Edge computing is a term that is becoming increasingly popular not just as a buzzword but as a way of understanding and modeling IT infrastructure in an era of pervasive cloud computing. With the rise of edge computing has come a need for edge security.
Edge security isn’t just about securing edge computing though; it’s also potentially a new approach to defining user and enterprise security in the cloud-connected world.
While there are no shortage of meaningless buzzwords in IT, edge computing isn’t an abstract concept and neither is edge security. For both edge computing and edge security, there is an emerging set of definitions and standards.
In this Whitepaper, we look at what edge security is all about and some of the top vendors in the space.
Security considerations in edge computing
Distributing data across a large network, containing numerous devices and data centers operating far from companies’ main locations, can create problems with network visibility and control. Each device represents another potentially vulnerable endpoint, and the Internet of Things (IoT) is notorious for its lack of robust security. Other devices used in edge computing have similar problems: They are smaller than traditional data center or server setups, not designed with security in mind, and are not always updated as often as they should be.
Loopholes in edge security can provide hackers easy access to the core of a network. This is of particular concern if edge devices are rushed to market before thorough testing is performed or companies race to adopt the technology without a full understanding of the security risks involved. The smaller size of edge devices also makes them more vulnerable to being stolen or otherwise physically manipulated.
Any network in which edge computing is a major player must be maintained in a unified manner to ensure all devices receive regular updates and proper security protocols are followed. Encryption, patching and the use of artificial intelligence to monitor for, detect, and respond to potential threats are all essential, and the responsibility for implementing these security measures falls squarely on companies, not end-users.
Can edge computing make networks safer?
In an interesting paradox, wider device distribution may offer security benefits. Reducing the distance data has to travel for processing means there are fewer opportunities for trackers to intercept it during transmission. With more data remaining at the edges of the network, central servers are also less likely to become targets for cyberattacks.
The challenge lies in incorporating security into device design. Companies are beginning to focus on this and other measures for making data safer, including the use of encryption and creating solutions to manage, update, and secure IoT devices. If inherent security features are built into more end-user devices and edge data centers, it should be possible to create expansive networks with minimal vulnerabilities. However, the technology has not yet reached a point where security can be considered reliable enough to prevent the majority of attacks.

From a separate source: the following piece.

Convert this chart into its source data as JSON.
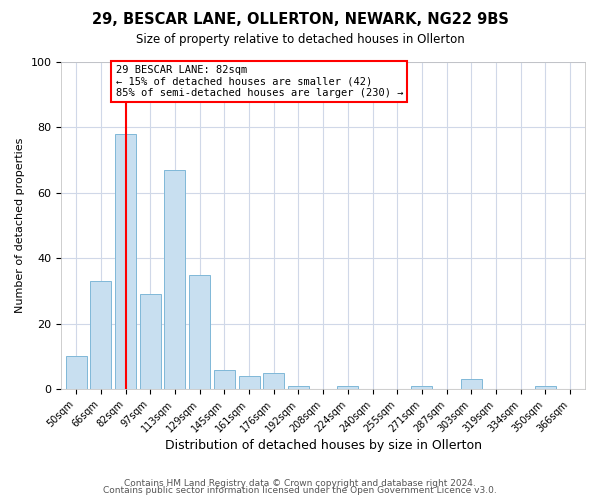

Understanding edge security
As edge computing is a growing area, so too is edge security. There are several aspects involved in edge security, including:
Perimeter security. Securing access to edge compute resources via encrypted tunnels, firewall, and access control;
Application security. Beyond the network layer, edge compute devices run applications that must be secured;
Threat detection. As edge computing is by definition not centralized, it is critically important for providers to employ proactive threat-detection technologies to identify potential issues early;
Vulnerability management. There are both known and unknown vulnerabilities that need to be managed; and
Patching cycles. Automated patching to keep devices up to date is important for reducing the potential attack surface.